Once upon a time there were only two certainties, death and taxes – both highly relevant to private client legal advice. Now there is a third – ever increasing compliance related to those services.

The essence of this new compliance is disclosure: the disclosure of private, often very personal, information.

Until recently, that disclosure was primarily to your lawyer. The lawyer was and remains under a duty of confidentiality to the client, subject of course to some exceptions.

Under the new rules discussed below, this disclosure goes beyond the lawyer and into the world of online regulated mandatory disclosure.

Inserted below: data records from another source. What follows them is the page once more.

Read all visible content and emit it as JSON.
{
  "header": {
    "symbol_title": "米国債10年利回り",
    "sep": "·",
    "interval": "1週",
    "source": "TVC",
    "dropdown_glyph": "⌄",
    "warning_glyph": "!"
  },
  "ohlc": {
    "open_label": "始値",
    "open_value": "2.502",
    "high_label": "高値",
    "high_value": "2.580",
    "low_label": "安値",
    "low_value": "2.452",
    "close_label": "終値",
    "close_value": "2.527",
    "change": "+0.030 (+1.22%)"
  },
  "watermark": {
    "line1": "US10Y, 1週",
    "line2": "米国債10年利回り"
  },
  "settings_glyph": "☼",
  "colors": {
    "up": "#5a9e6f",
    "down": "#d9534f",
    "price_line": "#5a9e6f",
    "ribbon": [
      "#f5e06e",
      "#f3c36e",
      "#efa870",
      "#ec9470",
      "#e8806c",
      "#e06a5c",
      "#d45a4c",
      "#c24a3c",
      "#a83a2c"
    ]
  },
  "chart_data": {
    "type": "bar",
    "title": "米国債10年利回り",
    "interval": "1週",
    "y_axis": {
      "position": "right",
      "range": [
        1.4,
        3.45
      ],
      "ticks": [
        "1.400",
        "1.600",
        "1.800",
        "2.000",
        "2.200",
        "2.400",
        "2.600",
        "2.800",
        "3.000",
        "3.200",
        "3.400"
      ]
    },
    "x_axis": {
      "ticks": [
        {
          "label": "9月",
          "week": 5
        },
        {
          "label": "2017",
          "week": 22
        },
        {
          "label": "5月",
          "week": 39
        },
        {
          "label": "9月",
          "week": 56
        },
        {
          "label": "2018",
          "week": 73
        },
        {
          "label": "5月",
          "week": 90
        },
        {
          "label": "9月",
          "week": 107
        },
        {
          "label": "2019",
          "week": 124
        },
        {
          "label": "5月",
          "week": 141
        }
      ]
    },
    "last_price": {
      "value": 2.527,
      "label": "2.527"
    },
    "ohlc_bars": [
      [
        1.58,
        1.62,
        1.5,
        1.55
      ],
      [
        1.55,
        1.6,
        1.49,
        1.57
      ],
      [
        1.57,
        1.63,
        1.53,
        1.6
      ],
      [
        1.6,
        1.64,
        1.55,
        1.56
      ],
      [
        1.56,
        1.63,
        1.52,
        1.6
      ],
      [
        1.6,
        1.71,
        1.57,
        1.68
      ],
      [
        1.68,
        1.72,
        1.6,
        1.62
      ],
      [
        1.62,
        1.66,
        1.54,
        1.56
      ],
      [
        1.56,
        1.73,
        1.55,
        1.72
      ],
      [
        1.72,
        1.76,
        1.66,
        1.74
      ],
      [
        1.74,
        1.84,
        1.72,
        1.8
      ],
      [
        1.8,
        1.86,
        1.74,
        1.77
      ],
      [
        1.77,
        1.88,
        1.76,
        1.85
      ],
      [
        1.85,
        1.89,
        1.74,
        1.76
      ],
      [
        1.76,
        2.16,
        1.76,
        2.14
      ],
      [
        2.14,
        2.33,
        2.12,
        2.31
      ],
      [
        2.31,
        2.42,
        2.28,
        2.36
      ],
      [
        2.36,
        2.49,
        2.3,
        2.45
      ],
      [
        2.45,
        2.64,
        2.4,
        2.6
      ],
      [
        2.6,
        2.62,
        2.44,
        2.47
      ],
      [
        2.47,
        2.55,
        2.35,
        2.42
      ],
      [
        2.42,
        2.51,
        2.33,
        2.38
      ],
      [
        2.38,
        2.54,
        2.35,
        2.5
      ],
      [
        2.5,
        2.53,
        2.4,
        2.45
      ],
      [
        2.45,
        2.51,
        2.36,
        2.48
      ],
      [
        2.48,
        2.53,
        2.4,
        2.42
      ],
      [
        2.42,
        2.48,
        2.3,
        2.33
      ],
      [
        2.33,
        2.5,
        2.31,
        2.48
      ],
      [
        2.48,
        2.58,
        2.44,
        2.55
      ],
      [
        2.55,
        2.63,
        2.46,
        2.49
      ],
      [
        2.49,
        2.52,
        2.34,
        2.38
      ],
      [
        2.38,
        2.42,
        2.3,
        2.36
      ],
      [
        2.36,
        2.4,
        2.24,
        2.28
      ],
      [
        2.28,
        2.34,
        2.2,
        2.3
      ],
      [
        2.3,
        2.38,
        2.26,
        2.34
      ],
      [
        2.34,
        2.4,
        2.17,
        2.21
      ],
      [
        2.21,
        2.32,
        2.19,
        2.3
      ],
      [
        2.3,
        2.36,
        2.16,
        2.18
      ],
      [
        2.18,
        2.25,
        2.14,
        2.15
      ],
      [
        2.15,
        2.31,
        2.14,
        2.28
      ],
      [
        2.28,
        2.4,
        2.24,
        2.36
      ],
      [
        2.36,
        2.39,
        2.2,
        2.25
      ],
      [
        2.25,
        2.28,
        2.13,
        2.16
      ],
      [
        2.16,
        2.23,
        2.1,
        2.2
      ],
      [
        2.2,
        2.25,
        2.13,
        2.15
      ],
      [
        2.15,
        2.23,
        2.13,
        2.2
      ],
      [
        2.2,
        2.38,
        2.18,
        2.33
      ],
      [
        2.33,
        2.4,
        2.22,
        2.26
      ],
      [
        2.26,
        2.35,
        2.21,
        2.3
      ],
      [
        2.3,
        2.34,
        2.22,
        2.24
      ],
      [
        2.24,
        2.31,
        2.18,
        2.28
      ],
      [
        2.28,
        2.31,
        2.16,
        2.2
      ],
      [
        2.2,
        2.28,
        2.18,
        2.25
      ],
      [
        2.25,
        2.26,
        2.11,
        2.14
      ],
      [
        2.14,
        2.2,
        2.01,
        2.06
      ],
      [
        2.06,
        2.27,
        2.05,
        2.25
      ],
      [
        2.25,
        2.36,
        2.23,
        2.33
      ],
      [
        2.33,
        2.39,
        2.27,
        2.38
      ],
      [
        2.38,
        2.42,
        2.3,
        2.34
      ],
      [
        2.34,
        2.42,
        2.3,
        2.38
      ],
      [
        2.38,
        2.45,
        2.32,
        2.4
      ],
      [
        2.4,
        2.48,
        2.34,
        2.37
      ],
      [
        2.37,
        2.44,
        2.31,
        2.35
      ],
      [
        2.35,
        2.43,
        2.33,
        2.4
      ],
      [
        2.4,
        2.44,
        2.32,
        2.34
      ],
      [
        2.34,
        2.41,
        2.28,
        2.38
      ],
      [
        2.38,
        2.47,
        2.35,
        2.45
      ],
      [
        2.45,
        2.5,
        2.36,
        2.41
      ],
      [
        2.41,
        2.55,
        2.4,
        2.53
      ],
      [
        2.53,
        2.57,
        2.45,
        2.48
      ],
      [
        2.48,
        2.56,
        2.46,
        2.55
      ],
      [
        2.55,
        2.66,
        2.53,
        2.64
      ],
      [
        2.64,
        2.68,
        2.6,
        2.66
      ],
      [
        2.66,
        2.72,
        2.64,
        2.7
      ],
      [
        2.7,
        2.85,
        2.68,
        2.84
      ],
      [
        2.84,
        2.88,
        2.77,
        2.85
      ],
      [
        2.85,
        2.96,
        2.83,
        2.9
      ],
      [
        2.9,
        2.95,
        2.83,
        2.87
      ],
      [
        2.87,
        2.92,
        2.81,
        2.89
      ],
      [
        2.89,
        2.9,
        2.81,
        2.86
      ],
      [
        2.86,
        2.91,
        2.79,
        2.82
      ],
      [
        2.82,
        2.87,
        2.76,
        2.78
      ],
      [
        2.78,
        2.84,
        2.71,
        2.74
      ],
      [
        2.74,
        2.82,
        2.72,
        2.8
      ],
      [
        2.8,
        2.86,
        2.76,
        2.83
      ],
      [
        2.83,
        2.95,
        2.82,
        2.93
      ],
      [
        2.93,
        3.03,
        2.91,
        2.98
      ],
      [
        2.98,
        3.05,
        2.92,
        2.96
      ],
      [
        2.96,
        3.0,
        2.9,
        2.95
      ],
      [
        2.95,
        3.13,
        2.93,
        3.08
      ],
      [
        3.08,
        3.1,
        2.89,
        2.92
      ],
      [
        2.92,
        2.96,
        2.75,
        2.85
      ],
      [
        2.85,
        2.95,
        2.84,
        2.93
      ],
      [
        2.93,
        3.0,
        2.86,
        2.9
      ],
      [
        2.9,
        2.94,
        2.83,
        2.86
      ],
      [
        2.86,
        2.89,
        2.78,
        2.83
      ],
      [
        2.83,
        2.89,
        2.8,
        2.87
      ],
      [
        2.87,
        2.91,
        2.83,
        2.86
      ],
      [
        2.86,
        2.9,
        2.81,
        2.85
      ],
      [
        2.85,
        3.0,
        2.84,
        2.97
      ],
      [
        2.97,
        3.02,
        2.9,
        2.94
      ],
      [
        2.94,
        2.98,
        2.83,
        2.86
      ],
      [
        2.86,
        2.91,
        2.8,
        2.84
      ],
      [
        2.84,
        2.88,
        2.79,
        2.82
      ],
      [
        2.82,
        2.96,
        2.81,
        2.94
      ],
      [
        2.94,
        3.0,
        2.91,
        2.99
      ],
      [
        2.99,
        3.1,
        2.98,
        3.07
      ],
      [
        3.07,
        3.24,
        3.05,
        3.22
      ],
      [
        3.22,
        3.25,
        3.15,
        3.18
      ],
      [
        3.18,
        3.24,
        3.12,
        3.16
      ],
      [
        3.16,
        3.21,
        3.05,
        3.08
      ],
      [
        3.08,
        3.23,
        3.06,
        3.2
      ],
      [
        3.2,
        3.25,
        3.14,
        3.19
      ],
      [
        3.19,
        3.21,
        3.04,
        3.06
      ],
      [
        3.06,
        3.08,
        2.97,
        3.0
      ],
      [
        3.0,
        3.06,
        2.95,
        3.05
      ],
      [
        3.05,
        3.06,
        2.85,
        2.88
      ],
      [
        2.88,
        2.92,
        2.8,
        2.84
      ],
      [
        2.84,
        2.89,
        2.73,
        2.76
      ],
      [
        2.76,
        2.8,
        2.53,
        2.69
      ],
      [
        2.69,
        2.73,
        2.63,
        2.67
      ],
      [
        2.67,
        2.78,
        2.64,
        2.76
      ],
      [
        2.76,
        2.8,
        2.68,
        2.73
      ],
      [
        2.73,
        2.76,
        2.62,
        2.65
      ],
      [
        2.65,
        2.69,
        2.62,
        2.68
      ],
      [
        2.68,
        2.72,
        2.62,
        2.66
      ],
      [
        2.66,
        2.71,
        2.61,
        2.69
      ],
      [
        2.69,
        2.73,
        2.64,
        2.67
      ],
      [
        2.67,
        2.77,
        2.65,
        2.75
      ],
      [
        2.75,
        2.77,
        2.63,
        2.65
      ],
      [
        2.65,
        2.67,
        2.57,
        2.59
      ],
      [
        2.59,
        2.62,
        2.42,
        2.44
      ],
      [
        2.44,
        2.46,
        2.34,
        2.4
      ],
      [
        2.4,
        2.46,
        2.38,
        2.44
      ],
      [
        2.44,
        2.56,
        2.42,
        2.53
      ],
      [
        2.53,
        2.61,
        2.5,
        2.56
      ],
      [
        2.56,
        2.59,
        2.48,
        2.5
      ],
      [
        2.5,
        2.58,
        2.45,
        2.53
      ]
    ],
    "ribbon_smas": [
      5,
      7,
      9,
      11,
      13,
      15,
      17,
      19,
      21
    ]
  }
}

In recent years, the UK has introduced, alongside international initiatives, a raft of regulations requiring disclosure of personal and other information regarding family trusts.

The first such measure was in response to the US-led Foreign Account Tax Compliance Act or ("FATCA") which required registration of certain trusts and trustees with the US Internal Revenue Service. This was followed by the implementation of the Common Reporting Standard ("CRS") introduced by the Organisation for Economic Co-operation and Development ("OECD").

Then the UK Trust Register was established under EU anti-money laundering rules. This initially applied only to trusts with tax-reportable income or gains but, from Autumn 2022 (date to be confirmed), is being extended to include trusts that are not producing taxable income or gains, including bare trusts for children.

Information now to be disclosed includes full names, addresses, dates and places of birth of both trustees and beneficiaries, and UK tax reference and national insurance numbers (or equivalent). These must also be supplied on request to institutions with whom the trust has a business relationship, such as a bank or broker.

In addition, the EU initiative known as DAC 6, to which the UK has subscribed in part (following Brexit, as an interim measure until the expected introduction of its own regime based on the OECD's mandatory disclosure rules ("MDR")), imposes further reporting obligations where there are cross border elements to a transaction.

The consequence of all this (leaving aside the administrative hassle and cost) is that a huge amount of confidential data must now be disclosed to government and international agencies (which many will argue is as it should be), with much of it available on publicly accessible registers (which is arguably harder to justify). While strict data protection rules apply to these governments and agencies and the data they hold, track records in that regard have not always been reassuring. Cyber criminals are upping their game – hacking, phishing, ransom attacks are in the news daily.

It is clearly too late now to reverse the trend. Like the weather, there is little point in complaining. While there are data protection and security risks and a certain amount of disclosure discomfort as a result of that, these must still be weighed against the many benefits that families can derive from the use of trust arrangements.

The content of this article is intended to provide a general guide to the subject matter. Specialist advice should be sought about your specific circumstances.